25. May 16

Grounds for challenging a will

Heirs who are disappointed with the content of a will may under certain circumstances be able to challenge the will if they have good cause to do so.

GRP Rainer Lawyers and Tax Advisors in Cologne, Berlin, Bonn, Düsseldorf, Frankfurt, Hamburg, Munich, Stuttgart and London conclude: A will can give rise to disputes among the heirs, particularly if legal heirs feel they have been overlooked or not adequately taken into consideration. If they have good cause to do so, they can challenge the will. Following a successful challenge, the will becomes invalid and the rules of intestate succession kick in.

Having said that, it is not always the case that the entire will becomes invalid automatically. Certain individual passages need not necessarily be affected by the will becoming null and void. Generally speaking, these are the instructions that the testator has issued wholly independently of the void declarations.

A will can only be challenged by those who are entitled to do so. This normally includes the legal heirs, the preliminary heirs or the revisionary heirs. The challenge needs to be declared vis-à-vis the probate court within a period of one year after becoming aware of the grounds for challenge. The will must be contested no later than 30 years after the inheritance has accrued.

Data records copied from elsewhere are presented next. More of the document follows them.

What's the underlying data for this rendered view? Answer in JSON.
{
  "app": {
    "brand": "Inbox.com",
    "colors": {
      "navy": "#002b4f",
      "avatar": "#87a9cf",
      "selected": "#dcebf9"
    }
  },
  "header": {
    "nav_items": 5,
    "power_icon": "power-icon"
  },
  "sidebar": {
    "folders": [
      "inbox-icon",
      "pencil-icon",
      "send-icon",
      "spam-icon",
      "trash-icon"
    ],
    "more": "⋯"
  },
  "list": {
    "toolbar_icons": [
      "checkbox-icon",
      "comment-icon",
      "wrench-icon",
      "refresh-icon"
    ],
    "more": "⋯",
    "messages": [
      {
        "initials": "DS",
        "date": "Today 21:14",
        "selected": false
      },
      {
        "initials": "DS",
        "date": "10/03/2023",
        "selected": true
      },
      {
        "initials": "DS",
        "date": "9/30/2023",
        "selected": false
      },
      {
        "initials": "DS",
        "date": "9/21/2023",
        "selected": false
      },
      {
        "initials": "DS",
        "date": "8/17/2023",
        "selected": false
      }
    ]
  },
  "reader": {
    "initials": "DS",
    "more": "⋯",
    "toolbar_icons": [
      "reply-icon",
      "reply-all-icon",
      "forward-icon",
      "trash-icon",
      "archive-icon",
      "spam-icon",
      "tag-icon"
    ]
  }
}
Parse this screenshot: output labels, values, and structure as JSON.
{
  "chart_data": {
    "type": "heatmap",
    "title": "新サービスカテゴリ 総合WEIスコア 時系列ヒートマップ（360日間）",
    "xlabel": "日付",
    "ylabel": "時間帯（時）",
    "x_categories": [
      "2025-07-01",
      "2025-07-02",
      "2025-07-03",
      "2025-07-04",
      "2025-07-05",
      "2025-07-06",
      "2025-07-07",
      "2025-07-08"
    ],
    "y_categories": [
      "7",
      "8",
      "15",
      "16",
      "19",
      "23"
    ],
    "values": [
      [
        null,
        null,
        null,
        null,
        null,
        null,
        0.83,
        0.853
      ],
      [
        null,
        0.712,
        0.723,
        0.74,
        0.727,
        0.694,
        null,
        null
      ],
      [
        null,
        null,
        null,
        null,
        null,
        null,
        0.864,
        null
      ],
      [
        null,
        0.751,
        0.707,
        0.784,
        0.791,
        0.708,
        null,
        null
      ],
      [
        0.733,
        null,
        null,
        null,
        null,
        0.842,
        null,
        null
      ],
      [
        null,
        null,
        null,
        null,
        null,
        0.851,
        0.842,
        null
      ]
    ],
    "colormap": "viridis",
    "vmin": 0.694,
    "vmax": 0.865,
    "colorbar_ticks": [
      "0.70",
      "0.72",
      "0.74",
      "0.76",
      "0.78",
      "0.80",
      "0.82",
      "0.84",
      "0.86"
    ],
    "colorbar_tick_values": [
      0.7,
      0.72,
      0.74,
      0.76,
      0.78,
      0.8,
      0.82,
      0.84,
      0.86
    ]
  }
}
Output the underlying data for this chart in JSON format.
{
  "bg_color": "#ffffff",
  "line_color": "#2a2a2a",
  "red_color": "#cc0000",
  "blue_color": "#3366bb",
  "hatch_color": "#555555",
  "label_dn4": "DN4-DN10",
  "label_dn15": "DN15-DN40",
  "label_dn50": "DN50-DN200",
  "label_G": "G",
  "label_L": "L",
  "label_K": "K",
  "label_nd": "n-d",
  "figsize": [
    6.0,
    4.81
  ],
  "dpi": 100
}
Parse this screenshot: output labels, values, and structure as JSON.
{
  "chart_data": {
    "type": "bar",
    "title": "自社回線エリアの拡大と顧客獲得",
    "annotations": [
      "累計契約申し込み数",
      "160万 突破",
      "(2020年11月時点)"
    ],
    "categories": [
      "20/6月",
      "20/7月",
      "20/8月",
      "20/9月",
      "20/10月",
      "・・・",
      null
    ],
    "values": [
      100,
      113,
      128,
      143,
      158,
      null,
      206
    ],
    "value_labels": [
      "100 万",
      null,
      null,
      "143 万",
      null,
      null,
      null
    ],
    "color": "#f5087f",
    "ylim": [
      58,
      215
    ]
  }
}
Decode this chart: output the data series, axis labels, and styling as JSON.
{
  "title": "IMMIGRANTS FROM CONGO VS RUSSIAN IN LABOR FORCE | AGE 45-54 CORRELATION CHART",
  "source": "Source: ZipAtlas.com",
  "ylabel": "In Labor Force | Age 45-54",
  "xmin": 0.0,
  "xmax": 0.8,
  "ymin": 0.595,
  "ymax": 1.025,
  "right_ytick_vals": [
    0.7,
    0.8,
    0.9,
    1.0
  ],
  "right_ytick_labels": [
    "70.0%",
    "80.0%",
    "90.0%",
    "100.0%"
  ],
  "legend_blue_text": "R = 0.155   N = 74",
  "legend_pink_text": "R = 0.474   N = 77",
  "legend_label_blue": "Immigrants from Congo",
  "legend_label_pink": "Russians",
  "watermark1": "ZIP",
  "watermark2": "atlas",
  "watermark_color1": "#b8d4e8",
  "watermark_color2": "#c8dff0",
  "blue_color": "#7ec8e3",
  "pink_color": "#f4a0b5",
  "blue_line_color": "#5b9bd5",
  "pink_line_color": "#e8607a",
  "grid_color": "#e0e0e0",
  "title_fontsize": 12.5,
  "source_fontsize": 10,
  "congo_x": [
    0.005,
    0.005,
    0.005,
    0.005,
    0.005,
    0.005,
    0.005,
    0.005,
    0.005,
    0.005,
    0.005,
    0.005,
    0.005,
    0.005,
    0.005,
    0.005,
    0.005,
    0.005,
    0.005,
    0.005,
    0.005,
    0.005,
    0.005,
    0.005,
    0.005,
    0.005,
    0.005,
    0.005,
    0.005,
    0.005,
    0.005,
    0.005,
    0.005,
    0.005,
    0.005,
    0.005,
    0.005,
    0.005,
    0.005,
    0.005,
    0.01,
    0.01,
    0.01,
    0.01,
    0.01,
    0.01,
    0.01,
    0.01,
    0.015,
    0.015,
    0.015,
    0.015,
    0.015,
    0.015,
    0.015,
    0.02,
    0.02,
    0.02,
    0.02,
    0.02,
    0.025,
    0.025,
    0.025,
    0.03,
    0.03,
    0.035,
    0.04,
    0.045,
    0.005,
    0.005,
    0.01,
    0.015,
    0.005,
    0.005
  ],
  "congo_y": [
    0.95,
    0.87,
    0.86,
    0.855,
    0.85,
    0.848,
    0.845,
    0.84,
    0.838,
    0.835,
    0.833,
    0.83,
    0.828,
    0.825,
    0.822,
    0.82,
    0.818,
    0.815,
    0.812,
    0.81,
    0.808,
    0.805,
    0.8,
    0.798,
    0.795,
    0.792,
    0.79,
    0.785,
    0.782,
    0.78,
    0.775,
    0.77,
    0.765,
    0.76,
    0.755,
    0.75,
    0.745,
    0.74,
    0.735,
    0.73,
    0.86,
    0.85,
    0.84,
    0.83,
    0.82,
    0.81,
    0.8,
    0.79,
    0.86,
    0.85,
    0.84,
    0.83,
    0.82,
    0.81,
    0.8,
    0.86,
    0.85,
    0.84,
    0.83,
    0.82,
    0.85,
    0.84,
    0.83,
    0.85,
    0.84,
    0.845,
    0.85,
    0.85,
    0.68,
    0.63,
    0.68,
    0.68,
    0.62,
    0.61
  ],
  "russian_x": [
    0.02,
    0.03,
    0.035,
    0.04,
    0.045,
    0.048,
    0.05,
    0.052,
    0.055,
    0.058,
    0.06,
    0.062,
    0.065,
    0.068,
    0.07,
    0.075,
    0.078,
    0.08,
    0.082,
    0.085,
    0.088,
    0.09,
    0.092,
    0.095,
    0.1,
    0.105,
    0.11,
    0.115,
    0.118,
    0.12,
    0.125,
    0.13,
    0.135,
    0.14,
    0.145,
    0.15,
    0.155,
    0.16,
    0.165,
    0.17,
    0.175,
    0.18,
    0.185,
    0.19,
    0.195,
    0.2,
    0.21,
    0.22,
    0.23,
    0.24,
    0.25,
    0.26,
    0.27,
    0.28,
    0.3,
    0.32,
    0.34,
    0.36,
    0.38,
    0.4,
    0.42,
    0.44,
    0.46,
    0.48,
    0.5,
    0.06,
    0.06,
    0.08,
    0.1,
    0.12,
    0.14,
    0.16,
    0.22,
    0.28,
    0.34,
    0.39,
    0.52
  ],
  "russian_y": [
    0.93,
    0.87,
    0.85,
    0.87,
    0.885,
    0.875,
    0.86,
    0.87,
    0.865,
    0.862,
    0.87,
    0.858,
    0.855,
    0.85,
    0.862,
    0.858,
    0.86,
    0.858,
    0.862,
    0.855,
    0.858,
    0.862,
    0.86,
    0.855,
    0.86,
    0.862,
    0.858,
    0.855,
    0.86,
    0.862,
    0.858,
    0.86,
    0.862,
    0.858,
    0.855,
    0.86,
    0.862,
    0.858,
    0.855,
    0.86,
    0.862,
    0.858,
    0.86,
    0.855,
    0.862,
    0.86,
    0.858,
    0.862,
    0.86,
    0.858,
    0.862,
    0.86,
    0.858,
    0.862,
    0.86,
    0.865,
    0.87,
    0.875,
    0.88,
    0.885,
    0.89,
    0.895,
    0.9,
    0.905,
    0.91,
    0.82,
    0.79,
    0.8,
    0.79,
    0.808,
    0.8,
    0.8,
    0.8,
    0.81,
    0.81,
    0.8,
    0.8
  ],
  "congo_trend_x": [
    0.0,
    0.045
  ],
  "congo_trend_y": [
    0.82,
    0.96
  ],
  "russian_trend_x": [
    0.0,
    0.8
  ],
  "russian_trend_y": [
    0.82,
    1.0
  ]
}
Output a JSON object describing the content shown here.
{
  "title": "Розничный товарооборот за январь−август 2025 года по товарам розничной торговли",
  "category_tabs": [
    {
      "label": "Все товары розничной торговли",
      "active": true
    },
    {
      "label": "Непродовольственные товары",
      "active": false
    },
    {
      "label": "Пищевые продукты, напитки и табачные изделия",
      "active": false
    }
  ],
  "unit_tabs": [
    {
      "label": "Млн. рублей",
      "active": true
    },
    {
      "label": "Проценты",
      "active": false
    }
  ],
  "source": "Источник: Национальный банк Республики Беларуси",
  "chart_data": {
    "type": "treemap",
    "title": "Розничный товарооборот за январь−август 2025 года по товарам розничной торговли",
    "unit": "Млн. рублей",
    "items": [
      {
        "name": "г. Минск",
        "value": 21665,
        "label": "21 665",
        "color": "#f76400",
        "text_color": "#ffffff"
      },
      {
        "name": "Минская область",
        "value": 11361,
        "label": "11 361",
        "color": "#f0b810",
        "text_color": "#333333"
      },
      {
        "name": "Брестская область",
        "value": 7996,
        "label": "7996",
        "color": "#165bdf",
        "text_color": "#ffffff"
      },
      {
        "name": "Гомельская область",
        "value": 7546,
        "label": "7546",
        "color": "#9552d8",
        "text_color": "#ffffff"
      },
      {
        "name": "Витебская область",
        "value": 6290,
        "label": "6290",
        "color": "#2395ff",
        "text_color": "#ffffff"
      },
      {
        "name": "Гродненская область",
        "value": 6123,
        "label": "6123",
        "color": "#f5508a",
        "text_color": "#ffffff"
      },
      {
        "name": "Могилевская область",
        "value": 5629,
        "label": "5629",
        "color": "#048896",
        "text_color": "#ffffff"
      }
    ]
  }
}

One good cause for challenging a will is an error relating to its content, i.e. the testator has made a mistake regarding the content of the testamentary disposition or did not want to issue a disposition with this content in the first place, and it is probable that he would not in full knowledge of the facts have made such a declaration. Ultimately, the aim is to determine and implement what is believed to be the testator’s actual intentions. Other grounds for challenging a will may include a mistake pertaining to a declaration or a mistake in motive. In the case of the former, the testator might simply have made a mistake in writing, for example; in the case of the latter, he will have proceeded on the basis of incorrect assumptions. Of course, it is also possible to challenge a will in the event that the testator made the dispositions under duress.

Testators should make sure when preparing a will that the dispositions are clearly and unambiguously worded and that none of the relevant legal provisions are overlooked, e.g. those concerning claims to a compulsory portion. In this way, subsequent disputes among the heirs can be avoided. Lawyers who are versed in the field of succession law can advise on all matters pertaining to wills or contracts of inheritance.